NAPA Study Underway on Surveying and Mapping The National Academy of Public Administration (NAPA) is conducting a broad study of federal surveying and mapping activities across the federal government in order to determine the appropriate federal role and establish which functions can be carried out by the private sector. The study was prompted in part by efforts in the last Congress to privatize mapping functions in the Department of the Interior and other agencies. Several agencies, including the U.S. Geological Survey, are funding the study, which is chaired by Edward David, a former presidential science advisor.

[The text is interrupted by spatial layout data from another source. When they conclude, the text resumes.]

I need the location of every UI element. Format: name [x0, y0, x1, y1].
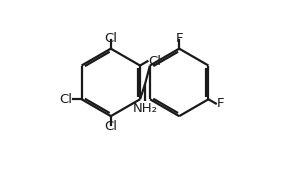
Text: Cl: Cl	[104, 32, 117, 45]
Text: NH₂: NH₂	[133, 102, 158, 115]
Text: Cl: Cl	[59, 93, 72, 106]
Text: F: F	[217, 97, 224, 110]
Text: Cl: Cl	[104, 120, 117, 133]
Text: F: F	[176, 32, 183, 45]
Text: Cl: Cl	[148, 55, 161, 68]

Recently, GAP staff met with representatives from NAPA to discuss the geoscience implications of the study and to provide background on congressional activity in this area. A one-page description of the study along with a participant list are available from GAP.
Tentative Schedule of Upcoming GAP Activities
Feb. 2-3 AAPG Day Tulsa OK Feb. 13-17 AAAS Annual Mtg. Seattle WA Feb. 19-20 AGU Cmte. on Public Affairs Washington DC Feb. 23-24 Advisory Cmte. meeting Alexandria VA
Committee Meeting Schedule The next GAP Advisory Committee meeting will be at AGI headquarters on February 23-24. A preliminary agenda is being mailed this week. The date for the advisory committee's meeting at the AAPG Annual Convention in Dallas has also been set: Wednesday, April 9th from 7:30 to 9:30 a.m.